Wojna z narkobiznesem. Prezydent wycofuje policję i wojsko

Filipiny tną środki na komisję
Filipiny tną środki na komisję
TVN24 BiS
Filipiny zawiesiły komisję ds. praw człowieka, która badała przypadki zabójstwTVN24 BiS

Prezydent Filipin Rodrigo Duterte zarządził, że policja i wojsko mają zakończyć swoje operacje w ramach kampanii antynarkotykowej - podał w czwartek dziennik "The Guardian". Odpowiedzialna za działania w wojnie z domniemanymi dilerami ma być jedynie rządowa agencja.

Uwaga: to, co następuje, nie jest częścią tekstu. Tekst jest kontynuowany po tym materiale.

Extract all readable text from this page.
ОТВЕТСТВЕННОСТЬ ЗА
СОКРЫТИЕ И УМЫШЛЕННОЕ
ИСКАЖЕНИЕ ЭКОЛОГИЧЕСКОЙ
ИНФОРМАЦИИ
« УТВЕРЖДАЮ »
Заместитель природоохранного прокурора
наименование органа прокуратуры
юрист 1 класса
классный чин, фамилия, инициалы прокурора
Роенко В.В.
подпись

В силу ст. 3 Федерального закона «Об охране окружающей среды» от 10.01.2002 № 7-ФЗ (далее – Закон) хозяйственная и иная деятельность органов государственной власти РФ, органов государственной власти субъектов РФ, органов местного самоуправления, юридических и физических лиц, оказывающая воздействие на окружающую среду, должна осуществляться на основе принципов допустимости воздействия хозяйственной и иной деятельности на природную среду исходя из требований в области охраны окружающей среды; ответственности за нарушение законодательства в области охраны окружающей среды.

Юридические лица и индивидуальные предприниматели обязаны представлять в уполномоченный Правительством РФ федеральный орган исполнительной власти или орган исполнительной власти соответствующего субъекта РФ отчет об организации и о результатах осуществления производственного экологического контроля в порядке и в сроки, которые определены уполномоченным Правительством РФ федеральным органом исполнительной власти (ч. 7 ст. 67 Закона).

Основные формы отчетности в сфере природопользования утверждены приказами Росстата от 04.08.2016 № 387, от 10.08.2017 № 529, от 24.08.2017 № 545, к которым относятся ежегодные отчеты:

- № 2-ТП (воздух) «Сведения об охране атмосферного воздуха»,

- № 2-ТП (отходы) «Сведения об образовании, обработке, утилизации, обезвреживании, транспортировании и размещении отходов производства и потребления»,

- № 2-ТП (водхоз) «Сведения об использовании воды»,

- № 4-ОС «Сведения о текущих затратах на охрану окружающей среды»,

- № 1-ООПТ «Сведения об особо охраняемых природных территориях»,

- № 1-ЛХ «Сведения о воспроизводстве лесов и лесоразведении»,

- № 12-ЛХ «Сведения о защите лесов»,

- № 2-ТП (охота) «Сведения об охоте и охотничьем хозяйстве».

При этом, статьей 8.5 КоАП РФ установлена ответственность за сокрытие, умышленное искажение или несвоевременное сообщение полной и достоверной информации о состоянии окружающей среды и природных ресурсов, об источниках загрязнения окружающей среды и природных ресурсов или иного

Policja, wojsko oraz pozostałe podmioty publiczne mają wstrzymać wszystkie operacje antynarkotykowe i pozostawić je specjalnej rządowej agencji (Philippine Drug Enforcement Agency - PDEA) - wynika z wtorkowej dyrektywy filipińskiego prezydenta.

"Koncentrujemy się teraz na przywódcach karteli"

W dokumencie zaznaczono, że jego celem jest ustanowienie "porządku w kampanii antynarkotykowej". Nie podano jednak, co spowodowało zmianę polityki. Jak odnotował "The Guardian", decyzja ta może być związana ze zmniejszającym się poparciem Filipińczyków dla ogólnokrajowej operacji policyjnej wymierzonej w domniemanych dilerów narkotykowych.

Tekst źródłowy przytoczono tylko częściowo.